JIKA TERDAPAT KESALAHAN/KEKELIRUAN DALAM ARTIKEL INI
DAPAT MENGHUBUNGI KAMI DENGAN CARA MENINGGALKAN PESAN... TERIMAKASIH

nbsp;    Memperhatikan permintaan fatwa No. 1661 tahun 2007, yang berisi:
1. Dengan alasan bertambahnya jumlah jamaah haji, apakah boleh memperluas lahan khusus untuk wukuf di Arafah atau yang biasa dikenal dengan daerah perpanjangan Arafah?
2. Apakah boleh melakukan pemberangkatan jamaah haji dari Arafah secara bertahap guna mempermudah proses keluarnya jamaah haji yang jumlahnya sangat besar dari padang Arafah menuju Mina? Apakah ini termasuk dalam kategori merubah manasik haji?
 
Jawaban : Dewan Fatwa
Jawaban Pertanyaan Pertama:
    Syariat menetapkan bahwa batas-batas syiar manasik haji dan batas wilayah tanah halal dan haram termasuk dalam hal-hal yang sudah tetap berdasarkan ijmak kaum muslimin baik dahulu maupun sekarang. Hanya sedikit wilayah yang batasnya menjadi perbedaan para ulama. Batas-batas wilayah tersebut termasuk tsawâbit (hal yang tetap) yang mencerminkan identitas Islam dan tidak boleh diperselisihkan.

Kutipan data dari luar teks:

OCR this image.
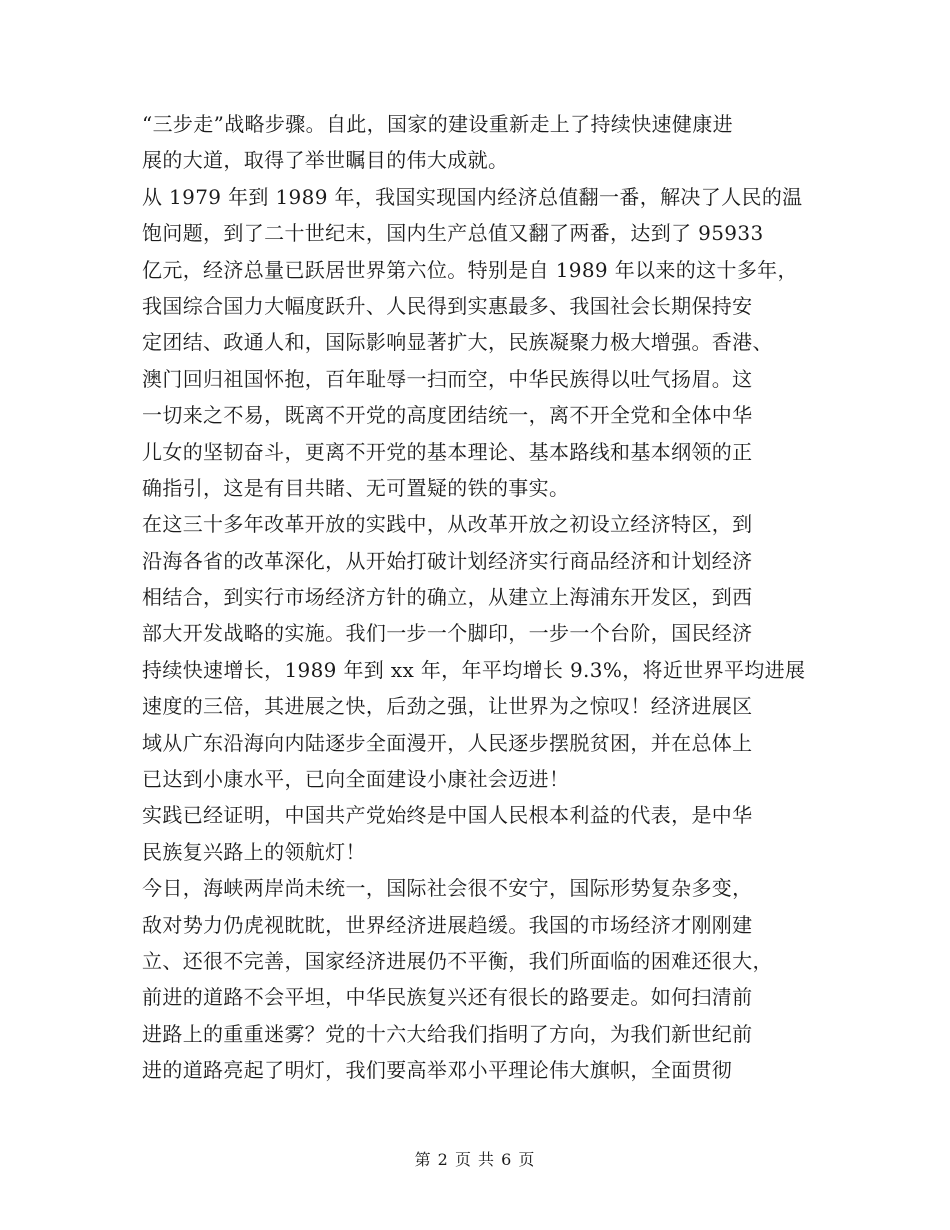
“三步走”战略步骤。自此，国家的建设重新走上了持续快速健康进
展的大道，取得了举世瞩目的伟大成就。
从 1979 年到 1989 年，我国实现国内经济总值翻一番，解决了人民的温
饱问题，到了二十世纪末，国内生产总值又翻了两番，达到了 95933
亿元，经济总量已跃居世界第六位。特别是自 1989 年以来的这十多年，
我国综合国力大幅度跃升、人民得到实惠最多、我国社会长期保持安
定团结、政通人和，国际影响显著扩大，民族凝聚力极大增强。香港、
澳门回归祖国怀抱，百年耻辱一扫而空，中华民族得以吐气扬眉。这
一切来之不易，既离不开党的高度团结统一，离不开全党和全体中华
儿女的坚韧奋斗，更离不开党的基本理论、基本路线和基本纲领的正
确指引，这是有目共睹、无可置疑的铁的事实。
在这三十多年改革开放的实践中，从改革开放之初设立经济特区，到
沿海各省的改革深化，从开始打破计划经济实行商品经济和计划经济
相结合，到实行市场经济方针的确立，从建立上海浦东开发区，到西
部大开发战略的实施。我们一步一个脚印，一步一个台阶，国民经济
持续快速增长，1989 年到 xx 年，年平均增长 9.3%，将近世界平均进展
速度的三倍，其进展之快，后劲之强，让世界为之惊叹！经济进展区
域从广东沿海向内陆逐步全面漫开，人民逐步摆脱贫困，并在总体上
已达到小康水平，已向全面建设小康社会迈进！
实践已经证明，中国共产党始终是中国人民根本利益的代表，是中华
民族复兴路上的领航灯！
今日，海峡两岸尚未统一，国际社会很不安宁，国际形势复杂多变，
敌对势力仍虎视眈眈，世界经济进展趋缓。我国的市场经济才刚刚建
立、还很不完善，国家经济进展仍不平衡，我们所面临的困难还很大，
前进的道路不会平坦，中华民族复兴还有很长的路要走。如何扫清前
进路上的重重迷雾？党的十六大给我们指明了方向，为我们新世纪前
进的道路亮起了明灯，我们要高举邓小平理论伟大旗帜，全面贯彻
第 2 页 共 6 页
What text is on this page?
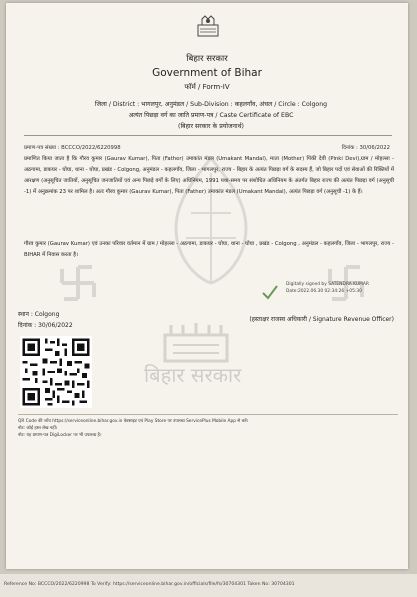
बिहार सरकार
Government of Bihar
फॉर्म / Form-IV
जिला / District : भागलपुर, अनुमंडल / Sub-Division : कहलगाँव, अंचल / Circle : Colgong
अत्यंत पिछड़ा वर्ग का जाति प्रमाण-पत्र / Caste Certificate of EBC
(बिहार सरकार के प्रयोजनार्थ)
प्रमाण-पत्र संख्या : BCCCO/2022/6220998	दिनांक : 30/06/2022
प्रमाणित किया जाता है कि गौरव कुमार (Gaurav Kumar), पिता (Father) उमाकांत मंडल (Umakant Mandal), माता (Mother) पिंकी देवी (Pinki Devi),ग्राम / मोहल्ला - अठगामा, डाकघर - घोघा, थाना - घोघा, प्रखंड - Colgong, अनुमंडल - कहलगाँव, जिला - भागलपुर, राज्य - बिहार के अत्यंत पिछड़ा वर्ग के सदस्य हैं, जो बिहार पदों एवं सेवाओं की रिक्तियों में आरक्षण (अनुसूचित जातियों, अनुसूचित जनजातियों एवं अन्य पिछड़े वर्गों के लिए) अधिनियम, 1991 यथा-समय पर संशोधित अधिनियम के अंतर्गत बिहार राज्य की अत्यंत पिछड़ा वर्ग (अनुसूची -1) में अनुक्रमांक 23 पर शामिल है। अतः गौरव कुमार (Gaurav Kumar), पिता (Father) उमाकांत मंडल (Umakant Mandal), अत्यंत पिछड़ा वर्ग (अनुसूची -1) के हैं।
गौरव कुमार (Gaurav Kumar) एवं उनका परिवार वर्तमान में ग्राम / मोहल्ला - अठगामा, डाकघर - घोघा, थाना - घोघा , प्रखंड - Colgong , अनुमंडल - कहलगाँव, जिला - भागलपुर, राज्य - BIHAR में निवास करता है।
Digitally signed by SATENDRA KUMAR
Date:2022.06.30 02:34:26 +05:30
स्थान : Colgong
दिनांक : 30/06/2022
(हस्ताक्षर राजस्व अधिकारी / Signature Revenue Officer)
बिहार सरकार
QR Code की जाँच https://serviceonline.bihar.gov.in वेबसाइट एवं Play Store पर उपलब्ध ServicePlus Mobile App से करें।
नोट: कोई हस्त लेख नहीं।
नोट: यह प्रमाण-पत्र DigiLocker पर भी उपलब्ध है।
Reference No: BCCCO/2022/6220998 To Verify: https://serviceonline.bihar.gov.in/officials/file/fs/30704301 Token No: 30704301
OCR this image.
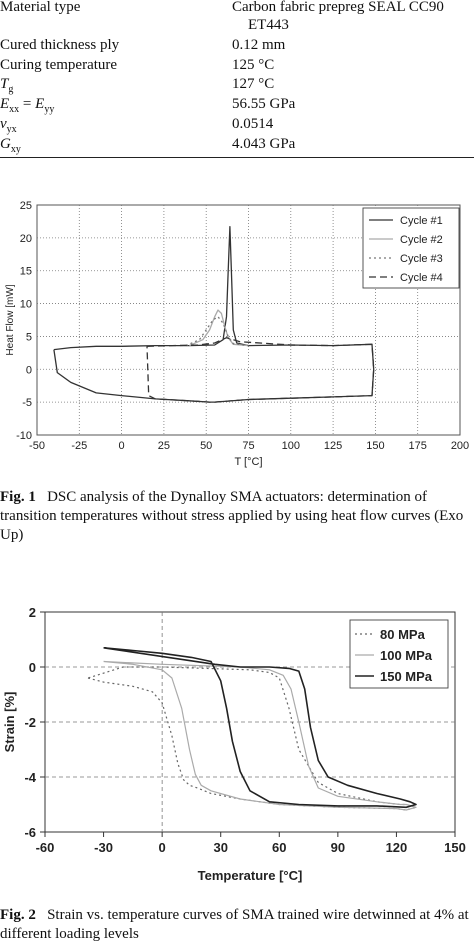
Material type	Carbon fabric prepreg SEAL CC90
ET443
Cured thickness ply	0.12 mm
Curing temperature	125 °C
$T_g$	127 °C
$E_{xx} = E_{yy}$	56.55 GPa
$\nu_{yx}$	0.0514
$G_{xy}$	4.043 GPa
-50 -25	0	25	50	75 100 125 150 175 200
-10
-5
0
5
10
15
20
25
T [°C]
Heat Flow [mW]
Cycle #1
Cycle #2
Cycle #3
Cycle #4
Fig. 1 DSC analysis of the Dynalloy SMA actuators: determination of transition temperatures without stress applied by using heat flow curves (Exo Up)
-60	-30	0	30	60	90	120	150
-6
-4
-2
0
2
Temperature [°C]
Strain [%]
80 MPa
100 MPa
150 MPa
Fig. 2 Strain vs. temperature curves of SMA trained wire detwinned at 4% at different loading levels
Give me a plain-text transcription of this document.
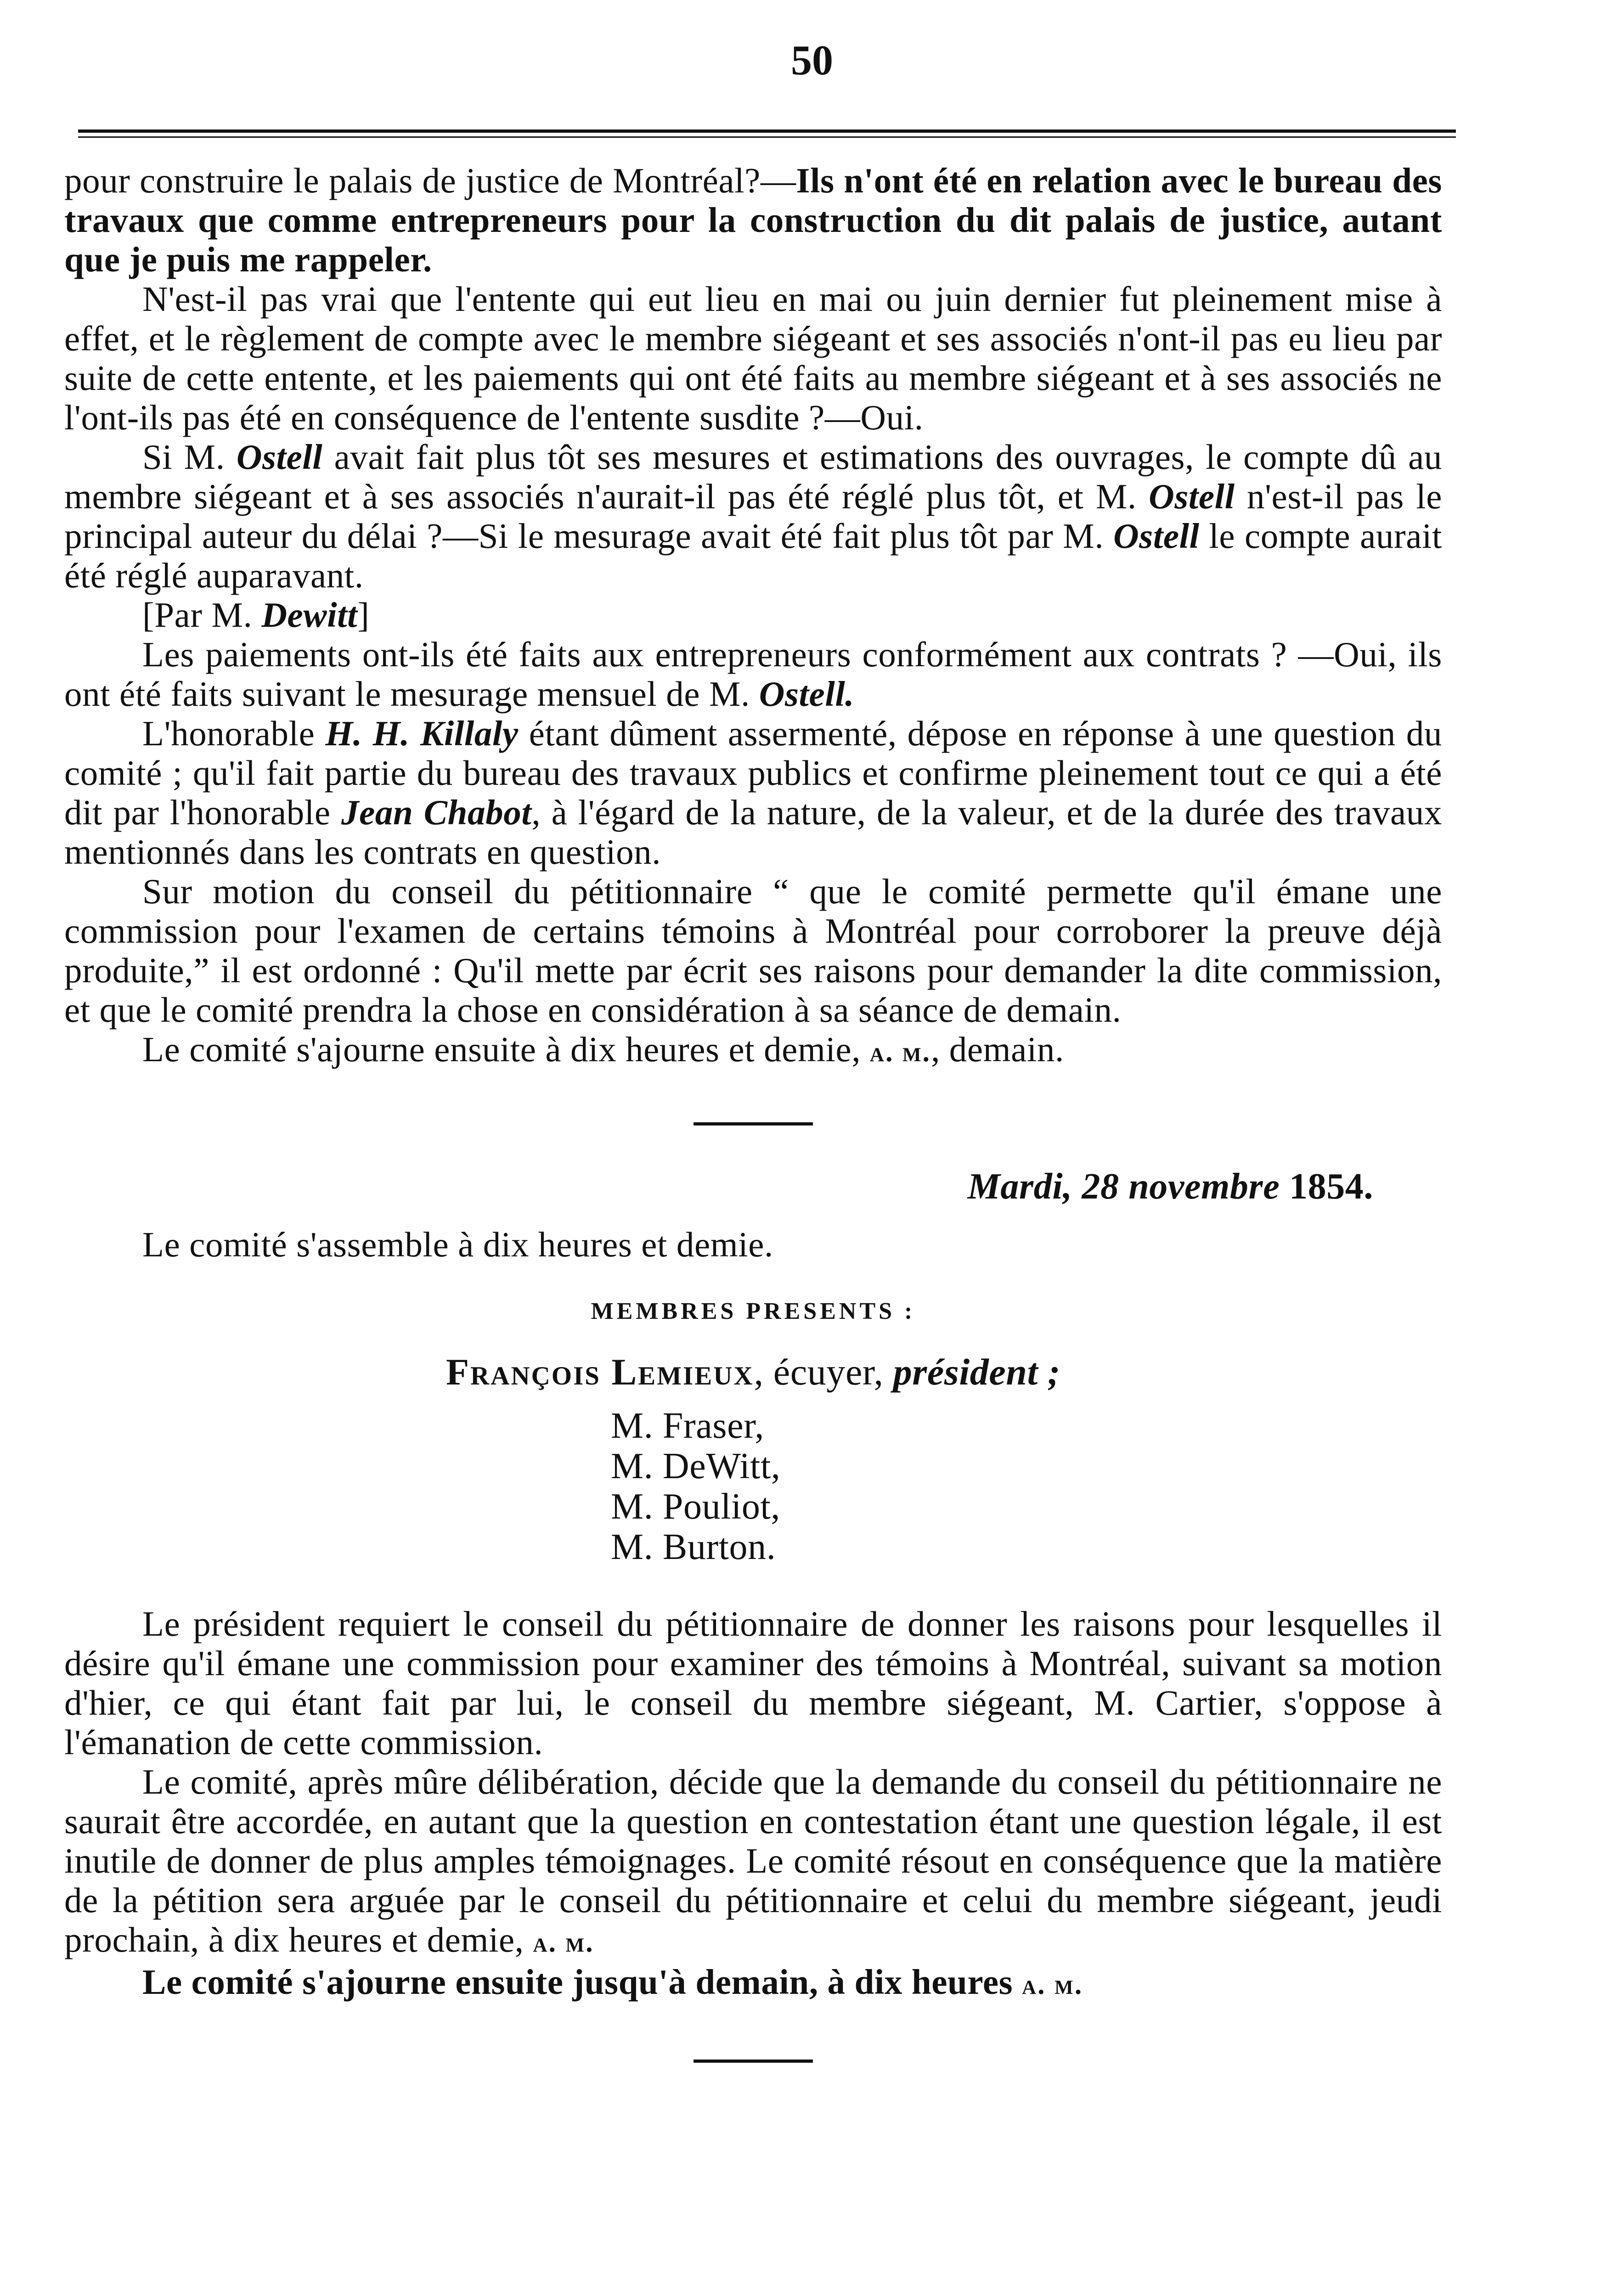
50

pour construire le palais de justice de Montréal?—Ils n'ont été en relation avec le bureau des travaux que comme entrepreneurs pour la construction du dit palais de justice, autant que je puis me rappeler.

N'est-il pas vrai que l'entente qui eut lieu en mai ou juin dernier fut pleinement mise à effet, et le règlement de compte avec le membre siégeant et ses associés n'ont-il pas eu lieu par suite de cette entente, et les paiements qui ont été faits au membre siégeant et à ses associés ne l'ont-ils pas été en conséquence de l'entente susdite ?—Oui.

Si M. Ostell avait fait plus tôt ses mesures et estimations des ouvrages, le compte dû au membre siégeant et à ses associés n'aurait-il pas été réglé plus tôt, et M. Ostell n'est-il pas le principal auteur du délai ?—Si le mesurage avait été fait plus tôt par M. Ostell le compte aurait été réglé auparavant.

[Par M. Dewitt]

Les paiements ont-ils été faits aux entrepreneurs conformément aux contrats ? —Oui, ils ont été faits suivant le mesurage mensuel de M. Ostell.

L'honorable H. H. Killaly étant dûment assermenté, dépose en réponse à une question du comité ; qu'il fait partie du bureau des travaux publics et confirme pleinement tout ce qui a été dit par l'honorable Jean Chabot, à l'égard de la nature, de la valeur, et de la durée des travaux mentionnés dans les contrats en question.

Sur motion du conseil du pétitionnaire “ que le comité permette qu'il émane une commission pour l'examen de certains témoins à Montréal pour corroborer la preuve déjà produite,” il est ordonné : Qu'il mette par écrit ses raisons pour demander la dite commission, et que le comité prendra la chose en considération à sa séance de demain.

Le comité s'ajourne ensuite à dix heures et demie, a. m., demain.

Mardi, 28 novembre 1854.

Le comité s'assemble à dix heures et demie.

MEMBRES PRESENTS :
François Lemieux, écuyer, président ;
M. Fraser,
M. DeWitt,
M. Pouliot,
M. Burton.

Le président requiert le conseil du pétitionnaire de donner les raisons pour lesquelles il désire qu'il émane une commission pour examiner des témoins à Montréal, suivant sa motion d'hier, ce qui étant fait par lui, le conseil du membre siégeant, M. Cartier, s'oppose à l'émanation de cette commission.

Le comité, après mûre délibération, décide que la demande du conseil du pétitionnaire ne saurait être accordée, en autant que la question en contestation étant une question légale, il est inutile de donner de plus amples témoignages. Le comité résout en conséquence que la matière de la pétition sera arguée par le conseil du pétitionnaire et celui du membre siégeant, jeudi prochain, à dix heures et demie, a. m.

Le comité s'ajourne ensuite jusqu'à demain, à dix heures a. m.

    Wukuf di Arafah merupakan rukun haji yang terbesar hingga Nabi saw. bersabda,
الْحَجُّ عَرَفَةَ
 
    "Haji adalah Arafah." (HR. Ahmad dan para penyusun kitab as-Sunan. Hadits ini dishahihkan oleh Ibnu Hibban dan Hakim).
    Batas awal padang Arafah adalah batas akhir wilayah tanah haram dan batas awal wilayah tanah halal. Batas-batas itu merupakan hal yang diketahui secara umum dan disepakati (ijmak) oleh para kaum muslimin, kecuali perbedaan kecil mengenai kawasan Namirah. Sebagian ulama fikih menyatakan bahwa masjid Ibrahim (saat ini disebut dengan masjid Namirah) tidak seluruhnya merupakan bagian dari Arafah. Tapi, bagian depan masjid itu merupakan salah satu tepi lembah Uranah dan bagian belakangnya merupakan bagian dari wilayah Arafah. Sehinga, mereka menyatakan bahwa jamaah haji yang melakukan wukuf di bagian depan masjid itu, maka wukufnya tidak sah, dan barang siapa yang melakukan wukuf di bagian akhir masjid, maka wukufnya sah.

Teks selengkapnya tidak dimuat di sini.